Required Reading: We Need to Start Speaking Frankly About Customer Relationship Management
Within an enterprise, separate departments are assigned separate responsibilities in relation to customers, but that doesn’t change the fact that people experience brand interactions as if they’re emanating from a single source. In his new book, Speaking Frankly About Customer Relationship Management, author JC Quintana delves into this reality and its implications for businesses. Associate Editor Oren Smilansky spoke to Quintana about why it is time to get serious about applying firm-wide collaboration methods.
CRM: You’re a big proponent of comparing customer relationships to personal relationships. Why is that?
JC Quintana: The idea of identifying what’s of value to individuals—that people need to create value together, to see the balance of risk and rewards before they make a decision to consolidate the relationship—is a pattern that’s almost identical in business and personal life. As I started digging [into my research for the book], I realized that every phase from that point on—the way we make decisions and definitions about relationships; the way we ask that the relationship be personalized for us to see relevance in it; the way we need a positive communication climate before we can engage; and our need for people to keep their promises about our relationships and be transparent about them—was identical.
What is the biggest difference between the two?
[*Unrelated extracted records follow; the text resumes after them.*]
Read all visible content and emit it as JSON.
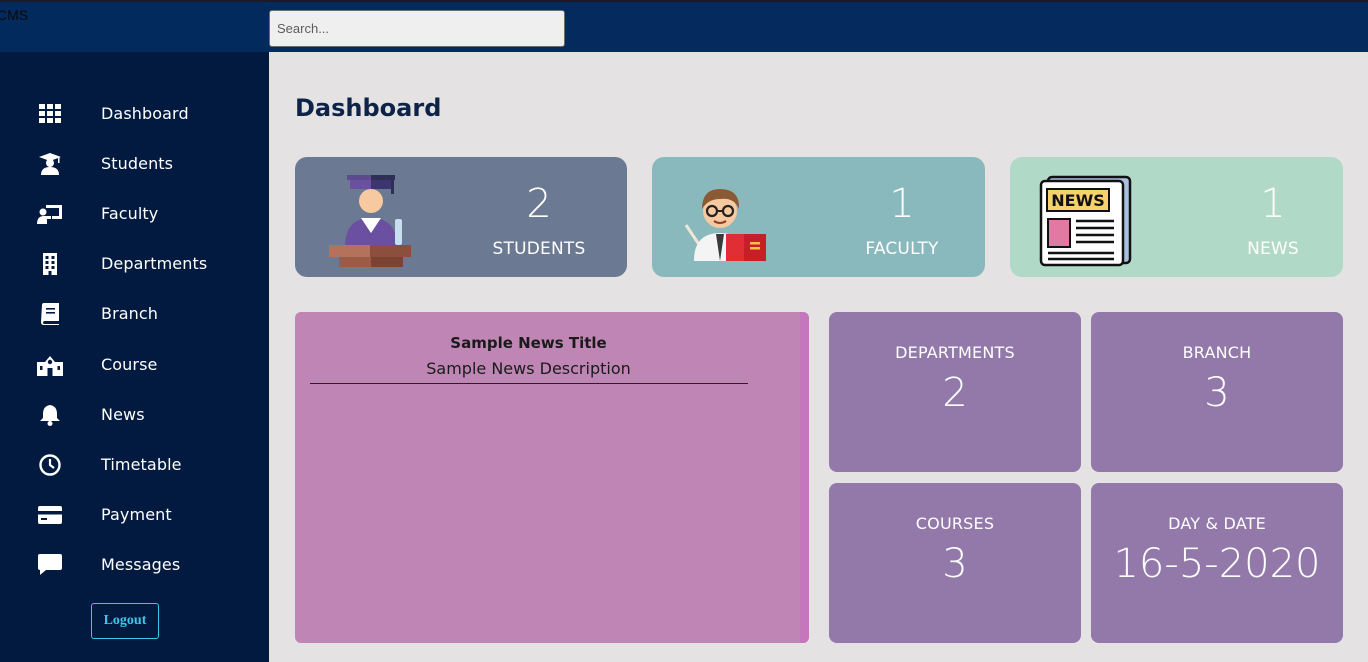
{
  "app": {
    "brand": "CMS"
  },
  "search": {
    "placeholder": "Search..."
  },
  "sidebar": {
    "items": [
      {
        "label": "Dashboard",
        "icon": "grid-icon"
      },
      {
        "label": "Students",
        "icon": "graduate-icon"
      },
      {
        "label": "Faculty",
        "icon": "teacher-board-icon"
      },
      {
        "label": "Departments",
        "icon": "building-icon"
      },
      {
        "label": "Branch",
        "icon": "book-icon"
      },
      {
        "label": "Course",
        "icon": "school-icon"
      },
      {
        "label": "News",
        "icon": "bell-icon"
      },
      {
        "label": "Timetable",
        "icon": "clock-icon"
      },
      {
        "label": "Payment",
        "icon": "credit-card-icon"
      },
      {
        "label": "Messages",
        "icon": "message-icon"
      }
    ],
    "logout_label": "Logout"
  },
  "main": {
    "title": "Dashboard",
    "cards": {
      "students": {
        "value": "2",
        "label": "STUDENTS",
        "icon": "graduate-podium-illustration"
      },
      "faculty": {
        "value": "1",
        "label": "FACULTY",
        "icon": "teacher-illustration"
      },
      "news": {
        "value": "1",
        "label": "NEWS",
        "icon": "newspaper-illustration"
      }
    },
    "news_panel": {
      "title": "Sample News Title",
      "description": "Sample News Description"
    },
    "tiles": {
      "departments": {
        "label": "DEPARTMENTS",
        "value": "2"
      },
      "branch": {
        "label": "BRANCH",
        "value": "3"
      },
      "courses": {
        "label": "COURSES",
        "value": "3"
      },
      "date": {
        "label": "DAY & DATE",
        "value": "16-5-2020"
      }
    }
  },
  "colors": {
    "topbar": "#052a5e",
    "sidebar": "#021a3f",
    "content_bg": "#e4e2e3",
    "students_card": "#6b7993",
    "faculty_card": "#89b9bc",
    "news_card": "#b1d9c7",
    "news_panel": "#bf86b5",
    "tiles": "#9279aa",
    "logout_accent": "#3fc6ea"
  }
}
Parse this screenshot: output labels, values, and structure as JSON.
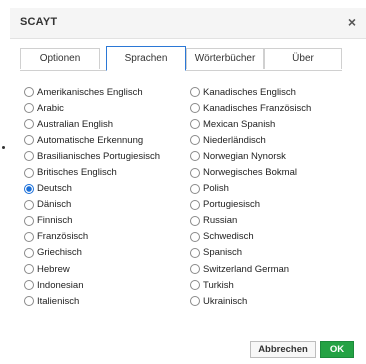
{
  "dialog": {
    "title": "SCAYT",
    "close_glyph": "×"
  },
  "tabs": [
    {
      "label": "Optionen",
      "active": false
    },
    {
      "label": "Sprachen",
      "active": true
    },
    {
      "label": "Wörterbücher",
      "active": false
    },
    {
      "label": "Über",
      "active": false
    }
  ],
  "languages": {
    "selected": "Deutsch",
    "left": [
      "Amerikanisches Englisch",
      "Arabic",
      "Australian English",
      "Automatische Erkennung",
      "Brasilianisches Portugiesisch",
      "Britisches Englisch",
      "Deutsch",
      "Dänisch",
      "Finnisch",
      "Französisch",
      "Griechisch",
      "Hebrew",
      "Indonesian",
      "Italienisch"
    ],
    "right": [
      "Kanadisches Englisch",
      "Kanadisches Französisch",
      "Mexican Spanish",
      "Niederländisch",
      "Norwegian Nynorsk",
      "Norwegisches Bokmal",
      "Polish",
      "Portugiesisch",
      "Russian",
      "Schwedisch",
      "Spanisch",
      "Switzerland German",
      "Turkish",
      "Ukrainisch"
    ]
  },
  "footer": {
    "cancel_label": "Abbrechen",
    "ok_label": "OK"
  },
  "colors": {
    "accent": "#2b78d6",
    "ok_button": "#24a244"
  }
}
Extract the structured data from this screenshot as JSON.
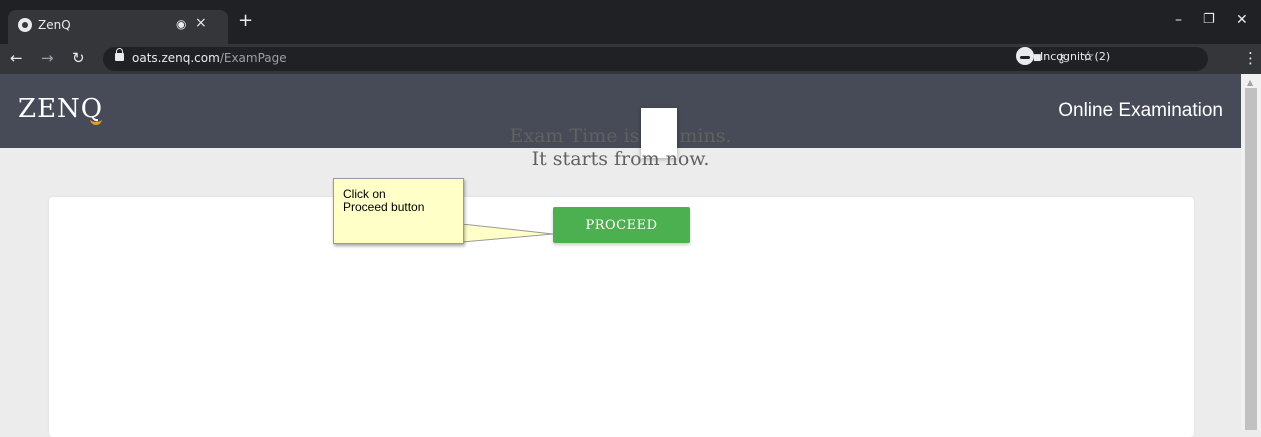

In businesses, different organizations may take on different components of the relationship. Some people—like sales—tend to define and consolidate the relationship. People from support tend to be more about promises and commitment to service. Marketing can be more about communication. In personal life, we’re the ones to power the relationship from beginning to end; in business life, we’ve got many more people involved in the process.
How does CRM technology fit with helping companies stay informed across the board?
I like to joke that in the business world, CRM basically becomes Mom. Mom knows everything. Mom knows when the child needs to go to school, when an assignment is due, how their teachers and communities are helping. For all those things, typically Mom is the central intelligence of the family. And in business, a lot of the time it ends up being CRM. CRM is our mother in connecting us to how we’re doing with our customers.
What major challenges do businesses face when implementing CRM strategies and technologies?
One of them is that we’ve gone beyond making a transition from CRM being a strategy and technology to where, in the minds of people, CRM is really only the technology. People stop thinking about relationships in terms of the things they have to do to build them and start thinking more in relational terms: “This contact is connected to this activity; this activity is connected to this opportunity; this opportunity is connected to this pipeline; and this pipeline generates such and such report.”
How can companies begin to move away from the transactional mind-set toward a more unified approach that incorporates the relationship elements you emphasize?
We’ve got to have a common understanding of how we build relationships. If you can do that, and always look for those things in your relationships with clients, then you will begin to mold CRM to have screens, activities, and workflows that require that information.
The good news is we don’t have to re-engineer CRM applications. It’s just a matter of making sure we are following through the right processes, and documenting them in CRM so that later we can [assess] the health of the relationship.
Can you think of any companies who are doing this to good effect?
Companies like USAA and GEICO have high success in using CRM to manage customer experience, and the reason why they’re successful is because they see interactions with customers as an experience they need to measure. They incorporate customer experience measurements into everything they do in CRM. So when I call GEICO, and GEICO says, “Hi, Mr. Quintana—by the way, just wanted to thank you for being a valued member for the last 10 years,” they’re leveraging CRM to build an emotional connection through me enjoying that interaction, and connecting at a personal level. When at the end of the call, USAA’s system prompts agents to ask customers if they got what they needed, and are measuring whether they made this easy and connected emotionally, they are using CRM to deliver the customer experience.